As entrevistadas apontam que a situação dos detidos é completamente diferente do caso de 8 de janeiro de 2023, quando houve ataques de vandalismo aos prédios dos Três Poderes por pessoas que pediam golpe e não aceitavam o resultado das eleições de 2022. Dentre 1.354 ações penais instauradas no Supremo Tribunal Federal (STF), ao menos 30 pessoas que participaram dos atos antidemocráticos já foram condenadas por crimes como associação criminosa e tentativa de abolição violenta do Estado Democrático de Direito.

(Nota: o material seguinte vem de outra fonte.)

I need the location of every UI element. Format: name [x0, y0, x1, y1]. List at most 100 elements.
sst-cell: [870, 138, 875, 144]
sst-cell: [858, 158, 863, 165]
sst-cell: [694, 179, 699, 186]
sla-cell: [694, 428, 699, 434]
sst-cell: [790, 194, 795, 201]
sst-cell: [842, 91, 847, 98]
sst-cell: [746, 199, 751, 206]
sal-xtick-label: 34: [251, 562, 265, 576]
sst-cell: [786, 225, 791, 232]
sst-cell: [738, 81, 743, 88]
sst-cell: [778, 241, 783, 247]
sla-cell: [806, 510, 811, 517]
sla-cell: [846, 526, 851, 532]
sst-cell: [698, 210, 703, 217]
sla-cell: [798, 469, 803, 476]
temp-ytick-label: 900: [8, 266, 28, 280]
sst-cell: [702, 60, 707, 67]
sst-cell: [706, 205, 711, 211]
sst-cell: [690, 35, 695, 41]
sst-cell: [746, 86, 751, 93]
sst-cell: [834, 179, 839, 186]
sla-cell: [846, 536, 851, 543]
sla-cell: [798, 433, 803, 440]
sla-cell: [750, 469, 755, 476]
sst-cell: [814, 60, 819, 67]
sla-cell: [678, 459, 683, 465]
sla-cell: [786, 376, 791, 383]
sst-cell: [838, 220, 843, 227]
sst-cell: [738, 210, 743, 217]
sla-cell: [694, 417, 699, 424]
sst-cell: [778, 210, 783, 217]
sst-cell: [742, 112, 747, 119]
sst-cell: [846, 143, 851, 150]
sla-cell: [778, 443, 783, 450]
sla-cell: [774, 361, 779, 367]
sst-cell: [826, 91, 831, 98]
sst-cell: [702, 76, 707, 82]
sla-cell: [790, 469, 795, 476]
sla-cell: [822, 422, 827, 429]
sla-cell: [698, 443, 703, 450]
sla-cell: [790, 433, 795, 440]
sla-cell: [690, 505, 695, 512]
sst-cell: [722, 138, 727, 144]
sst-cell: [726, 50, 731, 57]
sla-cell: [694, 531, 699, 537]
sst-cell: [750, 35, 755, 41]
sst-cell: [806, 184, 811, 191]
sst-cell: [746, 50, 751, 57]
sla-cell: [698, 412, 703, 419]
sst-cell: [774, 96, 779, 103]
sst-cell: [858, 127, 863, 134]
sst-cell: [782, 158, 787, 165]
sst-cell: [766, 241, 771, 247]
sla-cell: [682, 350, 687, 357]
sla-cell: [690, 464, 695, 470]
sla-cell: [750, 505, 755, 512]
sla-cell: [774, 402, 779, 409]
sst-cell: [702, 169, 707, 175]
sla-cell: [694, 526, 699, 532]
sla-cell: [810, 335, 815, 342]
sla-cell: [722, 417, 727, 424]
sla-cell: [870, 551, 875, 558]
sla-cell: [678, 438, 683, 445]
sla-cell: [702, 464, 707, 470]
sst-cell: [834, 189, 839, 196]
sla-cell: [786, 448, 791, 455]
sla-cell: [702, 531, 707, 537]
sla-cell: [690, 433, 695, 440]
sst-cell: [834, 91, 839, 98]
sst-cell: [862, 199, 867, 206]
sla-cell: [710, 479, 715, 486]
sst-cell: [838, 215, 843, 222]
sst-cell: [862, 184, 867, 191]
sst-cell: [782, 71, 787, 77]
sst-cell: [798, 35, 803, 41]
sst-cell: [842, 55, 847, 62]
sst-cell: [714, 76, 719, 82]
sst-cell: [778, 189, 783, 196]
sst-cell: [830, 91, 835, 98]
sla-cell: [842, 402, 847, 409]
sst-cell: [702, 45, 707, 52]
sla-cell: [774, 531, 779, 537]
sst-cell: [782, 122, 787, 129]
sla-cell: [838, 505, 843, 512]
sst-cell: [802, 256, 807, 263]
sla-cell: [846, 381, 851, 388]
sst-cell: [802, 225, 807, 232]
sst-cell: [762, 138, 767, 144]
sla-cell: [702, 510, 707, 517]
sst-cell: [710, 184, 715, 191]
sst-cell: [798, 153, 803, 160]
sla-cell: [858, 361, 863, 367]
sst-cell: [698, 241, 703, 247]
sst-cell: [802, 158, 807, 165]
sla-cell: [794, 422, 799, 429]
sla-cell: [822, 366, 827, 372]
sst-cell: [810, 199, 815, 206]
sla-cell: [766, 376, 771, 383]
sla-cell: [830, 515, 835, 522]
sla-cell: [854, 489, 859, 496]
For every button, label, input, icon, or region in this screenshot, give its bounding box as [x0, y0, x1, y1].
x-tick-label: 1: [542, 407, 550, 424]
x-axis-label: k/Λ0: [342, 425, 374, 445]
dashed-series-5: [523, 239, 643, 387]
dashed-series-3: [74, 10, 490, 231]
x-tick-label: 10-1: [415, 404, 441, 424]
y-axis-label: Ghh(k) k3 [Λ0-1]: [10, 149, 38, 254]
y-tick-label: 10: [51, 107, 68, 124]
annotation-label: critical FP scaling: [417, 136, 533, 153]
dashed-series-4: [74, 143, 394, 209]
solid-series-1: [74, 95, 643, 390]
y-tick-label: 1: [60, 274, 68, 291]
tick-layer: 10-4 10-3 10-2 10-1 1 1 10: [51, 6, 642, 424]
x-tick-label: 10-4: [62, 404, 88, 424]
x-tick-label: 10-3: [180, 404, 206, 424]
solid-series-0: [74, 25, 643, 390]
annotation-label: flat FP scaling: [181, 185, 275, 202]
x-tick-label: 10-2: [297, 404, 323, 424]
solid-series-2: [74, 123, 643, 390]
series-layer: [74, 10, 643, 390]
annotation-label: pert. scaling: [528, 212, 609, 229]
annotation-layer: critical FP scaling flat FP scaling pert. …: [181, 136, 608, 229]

Ana Gabriela Ferreira aponta que no caso do 8 de janeiro havia declarações e filmagens dos golpistas dizendo que queriam derrubar o STF, que queriam intervenção militar e, de fato, tentaram destruir o patrimônio público. “As ações deles foram nesse sentido, de criar um temor que justificasse uma tomada de poder militar e de atingir os membros do Supremo e os membros do TSE, o presidente TSE à época. No caso de ir a uma manifestação em que se questiona o preço de passagem e se afirma abertamente isso, a única coisa que os manifestantes fazem é pedir pela baixa dos preços da passagem. Não existe um intuito em nenhum momento associado à abolição do Estado Democrático de Direito. Existe um exercício regular do direito de manifestação e de expressão”, explica.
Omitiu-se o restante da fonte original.